Summary
The speaker announces that he will kill someone today, though he is open to killing "anything" at all. He plans to do so because he is tired of feeling ignored and wants to play God. The weather outside is glum and ordinary. The speaker kills a fly by squashing it with his hand against the window, and remembers that he used to do this to pass the time in school. He also used to learn Shakespeare at school, but didn't understand it: Shakespeare felt like "another language." Now the dead fly is also in "another language," changed from its previous state. The speaker breathes on the windowpane, referring to his exhalation as "talent," and writes his name on the foggy window. He announces that he is a genius, who could do anything he wanted if he'd only had the chance. Today he will change the world, or "something's" world, presumably by killing that "something." His cat avoids him and hides, knowing that the speaker is a genius.
Analysis
This poem's depiction of a murderer is haunting, but not because its content is graphic or gory. Instead, its frightening power comes from the frankness of its tone. The speaker, as depicted here, is both deranged and completely lucid. While he certainly has delusions about his own intelligence and importance—referring to himself as a genius and to his very breath as "talent"—he is also entirely aware of what he is about to do and appears to be in total control. The internal logic undergirding his reasoning even makes a certain degree of sense. He wants to "play God" and to gain attention so that he stops feeling ignored, and his plan to kill somebody will likely allow him to do this. Duffy uses highly straightforward and accessible syntax and diction. To an extent, this choice highlights the speaker's normal levels of education and intelligence. It also makes his meanings stark and clear, so that the poem is all the more disturbing and its meaning all the more unavoidable.
Duffy encourages readers to wonder whether the speaker's violent tendencies come from an innate, fundamental problem or are rooted in the failures of his society. His memories of his schooldays suggest that the latter is at least partly to blame.
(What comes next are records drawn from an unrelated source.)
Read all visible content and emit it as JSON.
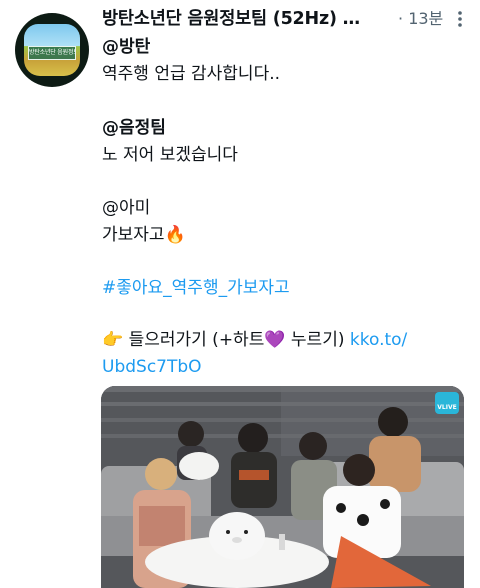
{
  "tweet": {
    "avatar_sign_text": "방탄소년단 음원정보팀",
    "display_name": "방탄소년단 음원정보팀 (52Hz) …",
    "time_separator": "·",
    "timestamp": "13분",
    "more_icon": "more-options-icon",
    "lines": [
      "@방탄",
      "역주행 언급 감사합니다..",
      "@음정팀",
      "노 저어 보겠습니다",
      "@아미",
      "가보자고",
      "#좋아요_역주행_가보자고",
      "들으러가기 (+하트",
      "누르기)",
      "kko.to/",
      "UbdSc7TbO"
    ],
    "emoji": {
      "fire": "🔥",
      "pointing_hand": "👉",
      "purple_heart": "💜"
    },
    "media": {
      "vlive_badge": "VLIVE",
      "description": ""
    }
  },
  "colors": {
    "link": "#1d9bf0",
    "text": "#0f1419",
    "muted": "#536471"
  }
}
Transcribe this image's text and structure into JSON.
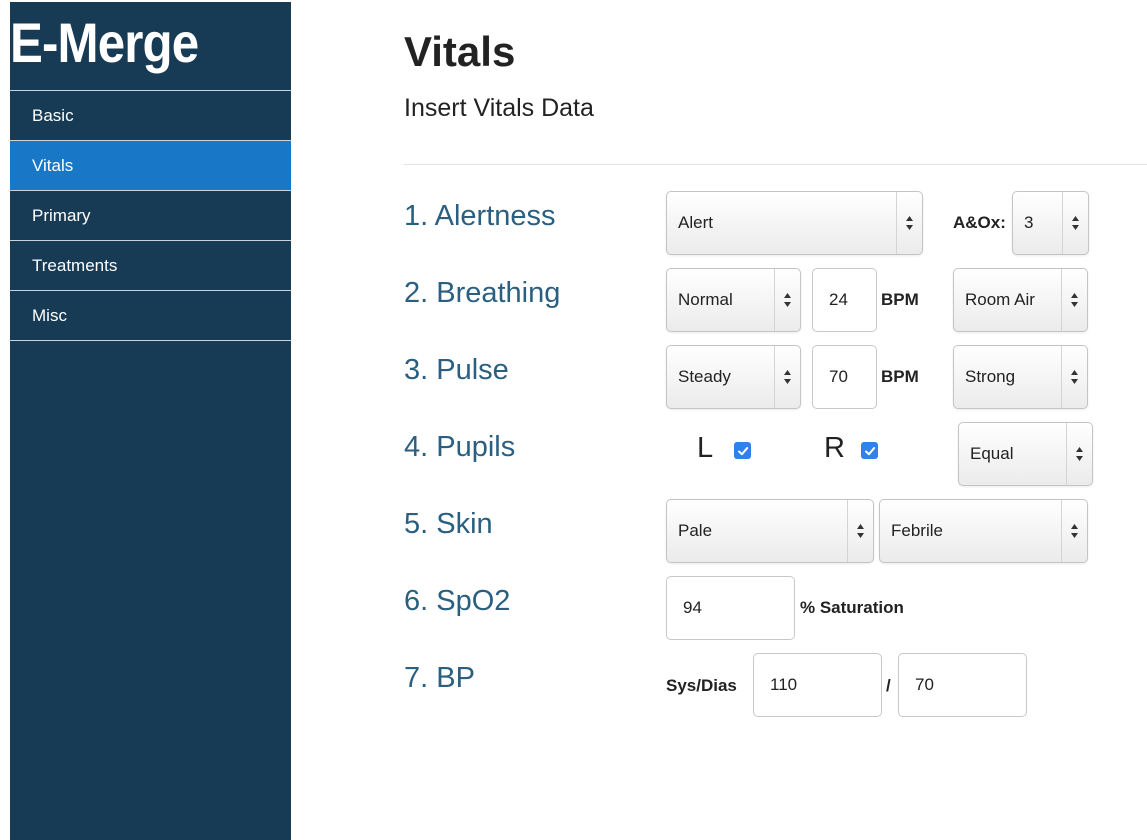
{
  "brand": {
    "name": "E-Merge"
  },
  "sidebar": {
    "items": [
      {
        "label": "Basic"
      },
      {
        "label": "Vitals"
      },
      {
        "label": "Primary"
      },
      {
        "label": "Treatments"
      },
      {
        "label": "Misc"
      }
    ],
    "active": "Vitals"
  },
  "header": {
    "title": "Vitals",
    "subtitle": "Insert Vitals Data"
  },
  "rows": {
    "alertness": {
      "label": "1. Alertness",
      "level": "Alert",
      "aox_label": "A&Ox:",
      "aox_value": "3"
    },
    "breathing": {
      "label": "2. Breathing",
      "quality": "Normal",
      "rate": "24",
      "unit": "BPM",
      "oxygen": "Room Air"
    },
    "pulse": {
      "label": "3. Pulse",
      "rhythm": "Steady",
      "rate": "70",
      "unit": "BPM",
      "strength": "Strong"
    },
    "pupils": {
      "label": "4. Pupils",
      "left_label": "L",
      "left_checked": true,
      "right_label": "R",
      "right_checked": true,
      "equality": "Equal"
    },
    "skin": {
      "label": "5. Skin",
      "color": "Pale",
      "temperature": "Febrile"
    },
    "spo2": {
      "label": "6. SpO2",
      "value": "94",
      "unit": "% Saturation"
    },
    "bp": {
      "label": "7. BP",
      "unit_label": "Sys/Dias",
      "systolic": "110",
      "separator": "/",
      "diastolic": "70"
    }
  },
  "colors": {
    "sidebar_bg": "#173b55",
    "active_item": "#1877c6",
    "label_text": "#2b5f80",
    "checkbox": "#2f82ea"
  }
}
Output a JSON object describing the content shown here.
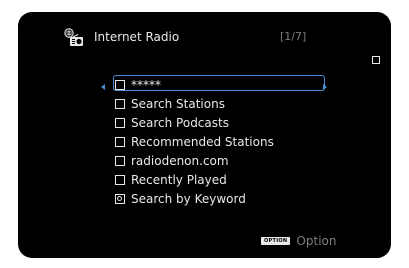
{
  "header": {
    "title": "Internet Radio",
    "page_indicator": "[1/7]",
    "app_icon": "internet-radio-icon"
  },
  "menu": {
    "selected_index": 0,
    "items": [
      {
        "label": "*****",
        "icon": "box"
      },
      {
        "label": "Search Stations",
        "icon": "box"
      },
      {
        "label": "Search Podcasts",
        "icon": "box"
      },
      {
        "label": "Recommended Stations",
        "icon": "box"
      },
      {
        "label": "radiodenon.com",
        "icon": "box"
      },
      {
        "label": "Recently Played",
        "icon": "box"
      },
      {
        "label": "Search by Keyword",
        "icon": "search"
      }
    ]
  },
  "footer": {
    "option_badge": "OPTION",
    "option_label": "Option"
  },
  "colors": {
    "background": "#000000",
    "text": "#e8e8e8",
    "dim_text": "#7d7d7d",
    "selection": "#4a8fd6"
  }
}
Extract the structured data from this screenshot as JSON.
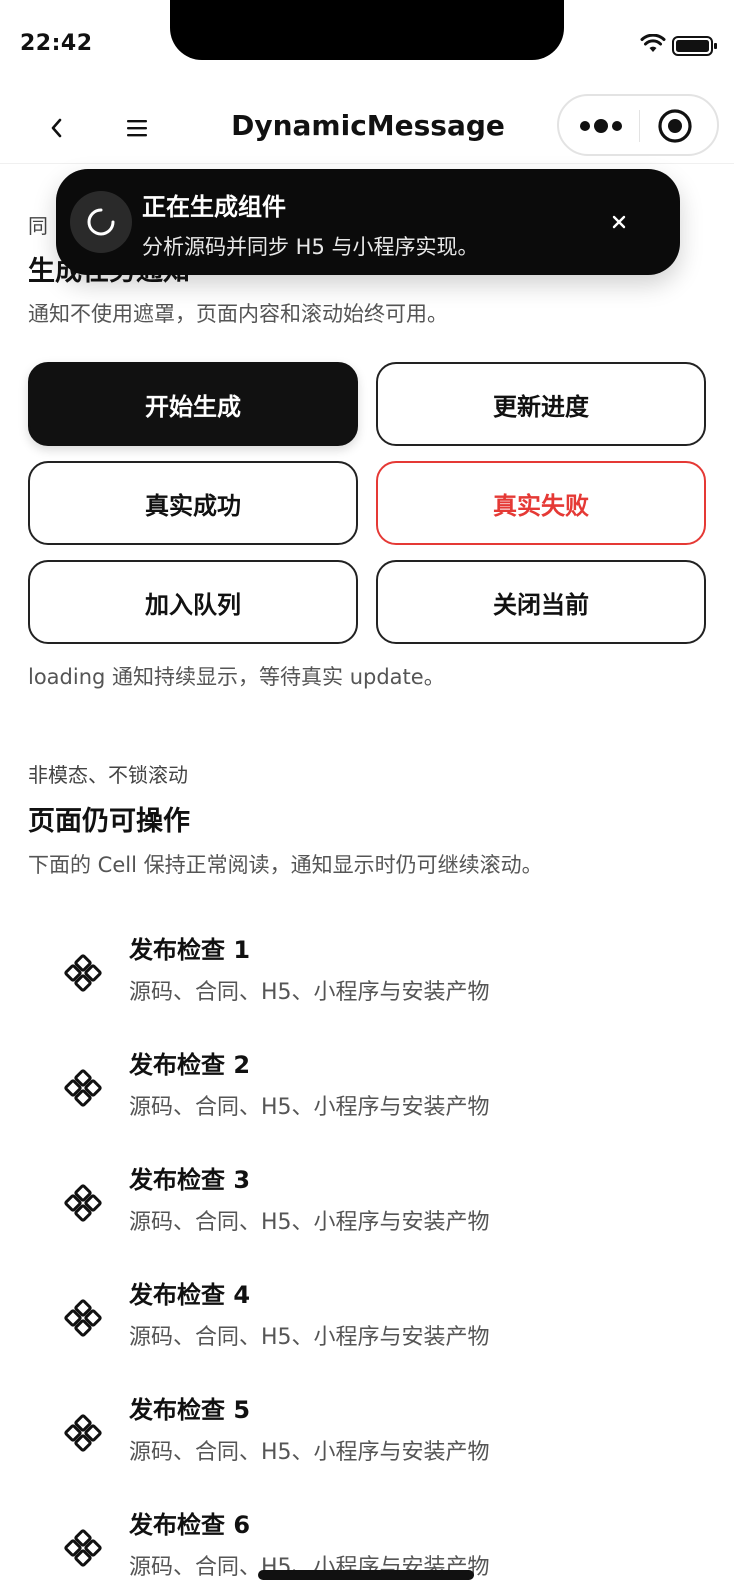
{
  "status_bar": {
    "time": "22:42"
  },
  "nav": {
    "title": "DynamicMessage"
  },
  "section1": {
    "eyebrow": "同",
    "title": "生成任务通知",
    "desc": "通知不使用遮罩，页面内容和滚动始终可用。",
    "buttons": [
      {
        "label": "开始生成"
      },
      {
        "label": "更新进度"
      },
      {
        "label": "真实成功"
      },
      {
        "label": "真实失败"
      },
      {
        "label": "加入队列"
      },
      {
        "label": "关闭当前"
      }
    ],
    "hint": "loading 通知持续显示，等待真实 update。"
  },
  "section2": {
    "eyebrow": "非模态、不锁滚动",
    "title": "页面仍可操作",
    "desc": "下面的 Cell 保持正常阅读，通知显示时仍可继续滚动。"
  },
  "cells": [
    {
      "title": "发布检查 1",
      "desc": "源码、合同、H5、小程序与安装产物",
      "icon": "diamond-dots-icon"
    },
    {
      "title": "发布检查 2",
      "desc": "源码、合同、H5、小程序与安装产物",
      "icon": "diamond-dots-icon"
    },
    {
      "title": "发布检查 3",
      "desc": "源码、合同、H5、小程序与安装产物",
      "icon": "diamond-dots-icon"
    },
    {
      "title": "发布检查 4",
      "desc": "源码、合同、H5、小程序与安装产物",
      "icon": "diamond-dots-icon"
    },
    {
      "title": "发布检查 5",
      "desc": "源码、合同、H5、小程序与安装产物",
      "icon": "diamond-dots-icon"
    },
    {
      "title": "发布检查 6",
      "desc": "源码、合同、H5、小程序与安装产物",
      "icon": "diamond-dots-icon"
    }
  ],
  "toast": {
    "title": "正在生成组件",
    "message": "分析源码并同步 H5 与小程序实现。"
  },
  "colors": {
    "primary": "#111111",
    "danger": "#e53935",
    "toast_bg": "#0b0b0b"
  }
}
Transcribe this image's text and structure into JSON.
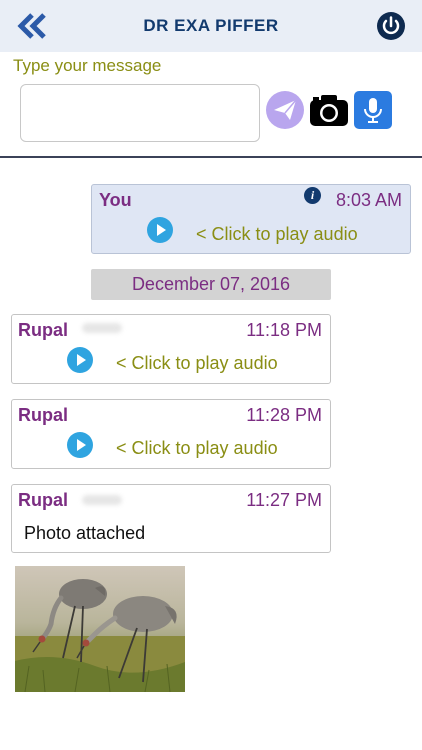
{
  "header": {
    "title": "DR EXA PIFFER",
    "back_icon": "double-chevron-left-icon",
    "power_icon": "power-icon"
  },
  "composer": {
    "label": "Type your message",
    "input_value": "",
    "send_icon": "send-icon",
    "camera_icon": "camera-icon",
    "mic_icon": "microphone-icon"
  },
  "messages": [
    {
      "sender": "You",
      "time": "8:03 AM",
      "text": "< Click to play audio",
      "type": "audio"
    },
    {
      "date_separator": "December 07, 2016"
    },
    {
      "sender": "Rupal",
      "time": "11:18 PM",
      "text": "< Click to play audio",
      "type": "audio"
    },
    {
      "sender": "Rupal",
      "time": "11:28 PM",
      "text": "< Click to play audio",
      "type": "audio"
    },
    {
      "sender": "Rupal",
      "time": "11:27 PM",
      "text": "Photo attached",
      "type": "photo"
    }
  ],
  "colors": {
    "header_bg": "#e9eef6",
    "title": "#123a6e",
    "accent_purple": "#7b2d82",
    "audio_text": "#8a8e14",
    "play_blue": "#2fa4e0",
    "mine_bg": "#dfe6f4"
  }
}
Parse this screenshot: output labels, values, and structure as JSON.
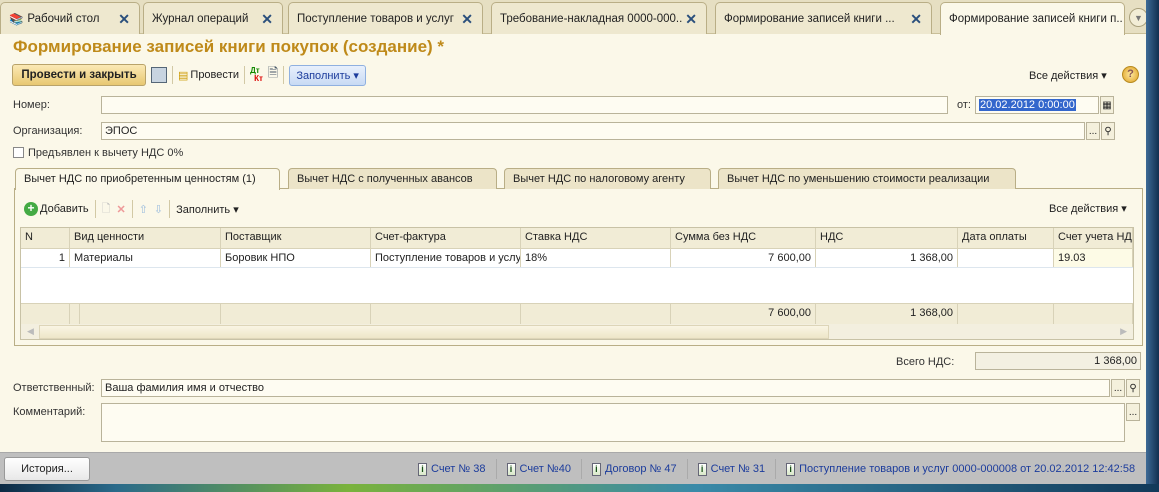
{
  "window_tabs": [
    {
      "label": "Рабочий стол",
      "icon": "desktop-icon"
    },
    {
      "label": "Журнал операций"
    },
    {
      "label": "Поступление товаров и услуг"
    },
    {
      "label": "Требование-накладная 0000-000.."
    },
    {
      "label": "Формирование записей книги ..."
    },
    {
      "label": "Формирование записей книги п..",
      "active": true
    }
  ],
  "title": "Формирование записей книги покупок (создание) *",
  "toolbar": {
    "post_close": "Провести и закрыть",
    "post": "Провести",
    "fill": "Заполнить",
    "all_actions": "Все действия",
    "dtkt_top": "Дт",
    "dtkt_bottom": "Кт",
    "help": "?"
  },
  "fields": {
    "number_label": "Номер:",
    "number_value": "",
    "date_label": "от:",
    "date_value": "20.02.2012  0:00:00",
    "org_label": "Организация:",
    "org_value": "ЭПОС",
    "checkbox_label": "Предъявлен к вычету НДС 0%",
    "checkbox_checked": false,
    "total_label": "Всего НДС:",
    "total_value": "1 368,00",
    "responsible_label": "Ответственный:",
    "responsible_value": "Ваша фамилия имя и отчество",
    "comment_label": "Комментарий:",
    "comment_value": "",
    "ellipsis": "...",
    "search": "🔍"
  },
  "form_tabs": [
    "Вычет НДС по приобретенным ценностям (1)",
    "Вычет НДС с полученных авансов",
    "Вычет НДС по налоговому агенту",
    "Вычет НДС по уменьшению стоимости реализации"
  ],
  "grid_toolbar": {
    "add": "Добавить",
    "fill": "Заполнить",
    "all_actions": "Все действия"
  },
  "grid": {
    "columns": [
      "N",
      "Вид ценности",
      "Поставщик",
      "Счет-фактура",
      "Ставка НДС",
      "Сумма без НДС",
      "НДС",
      "Дата оплаты",
      "Счет учета НД"
    ],
    "rows": [
      [
        "1",
        "Материалы",
        "Боровик НПО",
        "Поступление товаров и услуг",
        "18%",
        "7 600,00",
        "1 368,00",
        "",
        "19.03"
      ]
    ],
    "totals": [
      "",
      "",
      "",
      "",
      "",
      "7 600,00",
      "1 368,00",
      "",
      ""
    ]
  },
  "status": {
    "history": "История...",
    "links": [
      "Счет № 38",
      "Счет №40",
      "Договор № 47",
      "Счет № 31",
      "Поступление товаров и услуг 0000-000008 от 20.02.2012 12:42:58"
    ]
  },
  "colors": {
    "title": "#bf8a1a",
    "background": "#fbf8e9",
    "link": "#1c3c9c"
  }
}
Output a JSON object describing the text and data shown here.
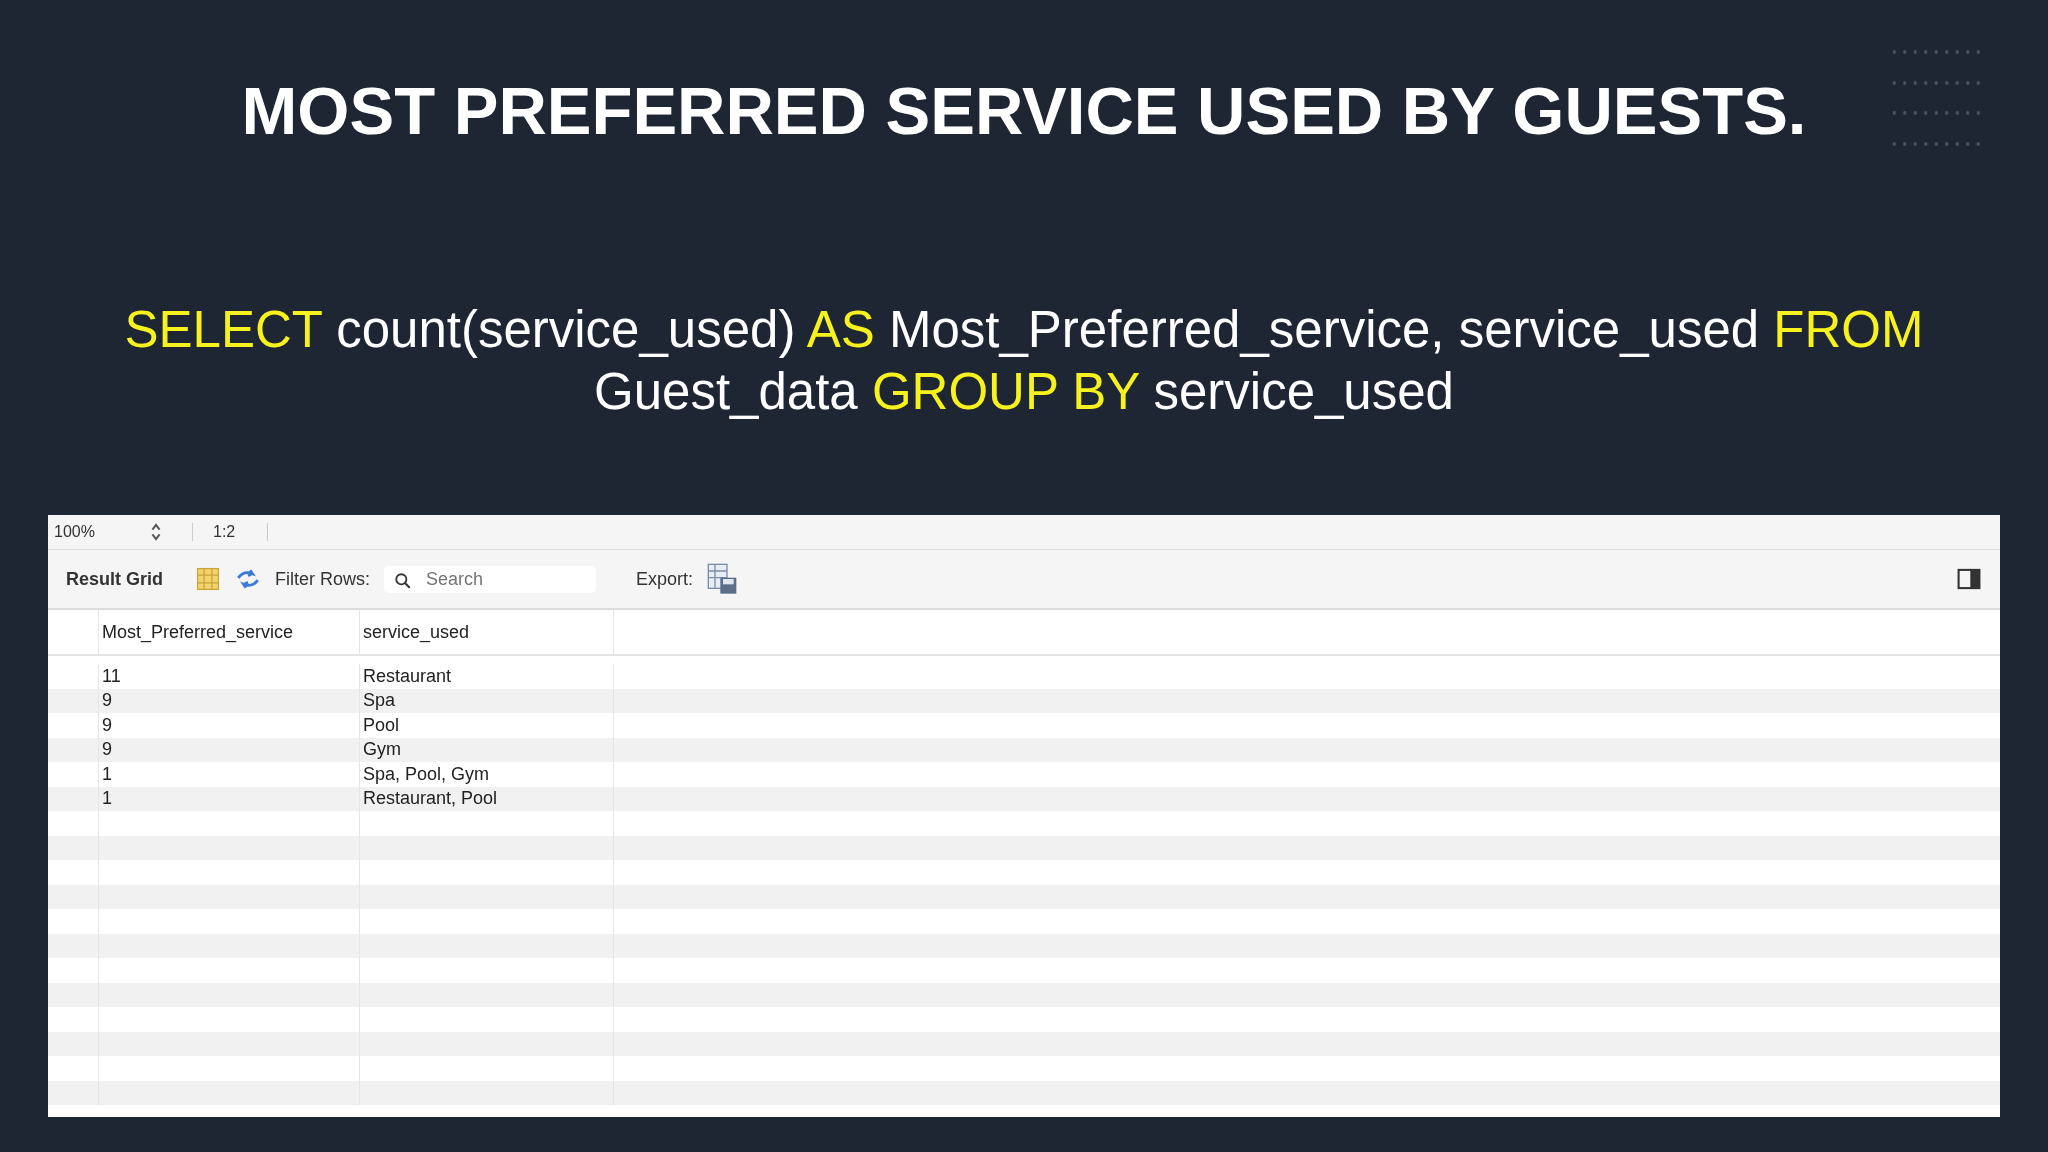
{
  "slide_title": "MOST PREFERRED SERVICE USED BY GUESTS.",
  "query": [
    {
      "kind": "keyword",
      "text": "SELECT"
    },
    {
      "kind": "plain",
      "text": "count(service_used)"
    },
    {
      "kind": "keyword",
      "text": "AS"
    },
    {
      "kind": "plain",
      "text": "Most_Preferred_service, service_used"
    },
    {
      "kind": "keyword",
      "text": "FROM"
    },
    {
      "kind": "plain",
      "text": "Guest_data"
    },
    {
      "kind": "keyword",
      "text": "GROUP BY"
    },
    {
      "kind": "plain",
      "text": "service_used"
    }
  ],
  "top_bar": {
    "zoom": "100%",
    "ratio": "1:2"
  },
  "toolbar": {
    "title": "Result Grid",
    "filter_label": "Filter Rows:",
    "search_placeholder": "Search",
    "export_label": "Export:"
  },
  "table": {
    "columns": [
      "Most_Preferred_service",
      "service_used"
    ],
    "rows": [
      [
        "11",
        "Restaurant"
      ],
      [
        "9",
        "Spa"
      ],
      [
        "9",
        "Pool"
      ],
      [
        "9",
        "Gym"
      ],
      [
        "1",
        "Spa, Pool, Gym"
      ],
      [
        "1",
        "Restaurant, Pool"
      ]
    ]
  }
}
He remembers Shakespeare's plays feeling like "another language." This hints that he found his education to be exclusionary, confusing, and alienating—making him feel hopelessly at odds with society instead of helping him find meaning or stability within it. Moreover, the speaker's memory of killing insects at school makes clear that even early signs of his mental disturbance and disinterest at school were left unaddressed. Thus, even when authority figures had the power to prevent the speaker's devolution into a killer, they did not do so.
Because he feels that he has no power in society, particularly in comparison to the outsize amount of power he believes himself to be owed, the speaker wants to assert and gain power through killing another person. The way in which he imagines this power is striking. He argues that, by doing so, he will "change the world./Something’s world." The first part of this assertion lets us know that he wants fame, but the second part reveals a certain twisted empathy: he wants to connect with or impact another person, but the only way in which he is able to conceive of doing so is through harming them.